Consider a continuous-time, irreducible Markov chain $X_t$ on a finite state space $E$. Assume the jump rates are $R(x,y)$ for $x,y\in E$, the generator is $L$, i.e for any function $f$ on E, $$Lf(x)=\sum_{y}R(x,y)[f(y)-f(x)].$$ Assume also the chain is reversible w.r.t. the measure $\pi$. Suppose the chain starts from an initial distribution $\mu$. Denote by $\mu P_t$ the distribution of chain at time $t$. Define the density $f_t=\frac{\mu P_t}{\pi}$. The corresponding entropy is given by $H(f_t)=\sum_{x\in E} f_t(x)\log f_t(x)\pi(x)$.

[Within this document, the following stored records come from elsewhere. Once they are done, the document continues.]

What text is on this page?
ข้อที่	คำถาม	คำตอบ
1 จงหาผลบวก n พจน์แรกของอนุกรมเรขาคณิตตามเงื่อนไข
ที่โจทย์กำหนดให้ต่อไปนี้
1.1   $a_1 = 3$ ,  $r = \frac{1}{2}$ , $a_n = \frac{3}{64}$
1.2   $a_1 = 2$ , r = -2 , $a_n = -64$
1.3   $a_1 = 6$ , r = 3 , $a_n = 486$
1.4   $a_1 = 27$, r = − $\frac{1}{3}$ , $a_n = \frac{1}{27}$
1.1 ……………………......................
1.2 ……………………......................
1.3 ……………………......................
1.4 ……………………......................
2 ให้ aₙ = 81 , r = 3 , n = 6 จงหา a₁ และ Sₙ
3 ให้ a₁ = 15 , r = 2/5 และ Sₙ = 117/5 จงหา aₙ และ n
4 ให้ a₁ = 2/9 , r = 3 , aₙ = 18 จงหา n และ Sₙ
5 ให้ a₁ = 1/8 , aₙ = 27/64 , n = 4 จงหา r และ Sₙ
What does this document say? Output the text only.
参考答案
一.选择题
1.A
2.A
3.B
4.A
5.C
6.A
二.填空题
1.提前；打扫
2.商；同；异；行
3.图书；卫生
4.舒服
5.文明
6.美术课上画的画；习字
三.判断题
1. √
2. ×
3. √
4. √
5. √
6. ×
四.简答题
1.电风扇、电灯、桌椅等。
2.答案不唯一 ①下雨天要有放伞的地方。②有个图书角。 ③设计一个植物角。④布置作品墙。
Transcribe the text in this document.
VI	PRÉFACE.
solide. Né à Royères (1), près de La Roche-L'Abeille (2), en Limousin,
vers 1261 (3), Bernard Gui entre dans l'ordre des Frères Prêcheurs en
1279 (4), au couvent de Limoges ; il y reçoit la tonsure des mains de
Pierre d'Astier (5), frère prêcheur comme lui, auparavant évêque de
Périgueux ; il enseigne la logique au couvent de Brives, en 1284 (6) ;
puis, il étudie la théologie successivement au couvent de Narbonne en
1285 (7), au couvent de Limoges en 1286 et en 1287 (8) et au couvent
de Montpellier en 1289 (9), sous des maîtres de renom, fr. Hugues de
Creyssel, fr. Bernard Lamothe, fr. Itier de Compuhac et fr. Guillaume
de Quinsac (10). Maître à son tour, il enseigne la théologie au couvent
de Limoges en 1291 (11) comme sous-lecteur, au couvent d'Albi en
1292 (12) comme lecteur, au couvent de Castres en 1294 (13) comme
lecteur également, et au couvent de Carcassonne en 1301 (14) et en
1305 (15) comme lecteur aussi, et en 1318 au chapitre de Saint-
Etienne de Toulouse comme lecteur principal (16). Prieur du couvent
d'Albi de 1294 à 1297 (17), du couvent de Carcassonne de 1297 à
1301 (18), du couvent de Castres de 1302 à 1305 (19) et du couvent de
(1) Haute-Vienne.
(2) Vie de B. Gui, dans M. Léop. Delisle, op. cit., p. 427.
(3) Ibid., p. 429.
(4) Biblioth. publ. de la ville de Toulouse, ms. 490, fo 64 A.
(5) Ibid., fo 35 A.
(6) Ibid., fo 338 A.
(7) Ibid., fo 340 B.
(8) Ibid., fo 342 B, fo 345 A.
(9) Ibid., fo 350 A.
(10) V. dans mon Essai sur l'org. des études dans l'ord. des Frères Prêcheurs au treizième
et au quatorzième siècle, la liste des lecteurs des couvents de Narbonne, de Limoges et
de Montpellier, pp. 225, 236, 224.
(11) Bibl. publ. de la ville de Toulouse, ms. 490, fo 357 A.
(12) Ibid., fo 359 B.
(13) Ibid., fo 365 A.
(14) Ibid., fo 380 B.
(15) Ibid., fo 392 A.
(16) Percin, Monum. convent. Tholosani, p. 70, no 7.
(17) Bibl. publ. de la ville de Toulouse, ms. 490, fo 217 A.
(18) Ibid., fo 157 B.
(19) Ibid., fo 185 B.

It is well know that $H(f_t)$ is decreasing in time $t$. More precisely, we have $$H(f_0)-H(f_t)=\int_0^t-\sum_xf_s(x)(L\log f_s)(x)\pi(x)ds.$$ Lets call the term inside the integral at the right hand side of the equation $E(f_t)$. Note that $E(f_t)$ is positive because it is bounded from below by $$D(\sqrt{f_s})=\sum_{x,y}R(x,y)[\sqrt{f_s(y)}-\sqrt{f_s(x)}]^2\pi(x),$$ by the inequality $a[\log b-\log a]\leq 2\sqrt{a}[\sqrt{b}-\sqrt{a}]$ for any $a,b\geq 0$.
$f_t$ eventually goes to the constant $1$, so $D(\sqrt{f_t})$ goes to $0$. My question is: is the true that $D(\sqrt{f_t})$ is decreasing along the time? What about $E(f_t)$?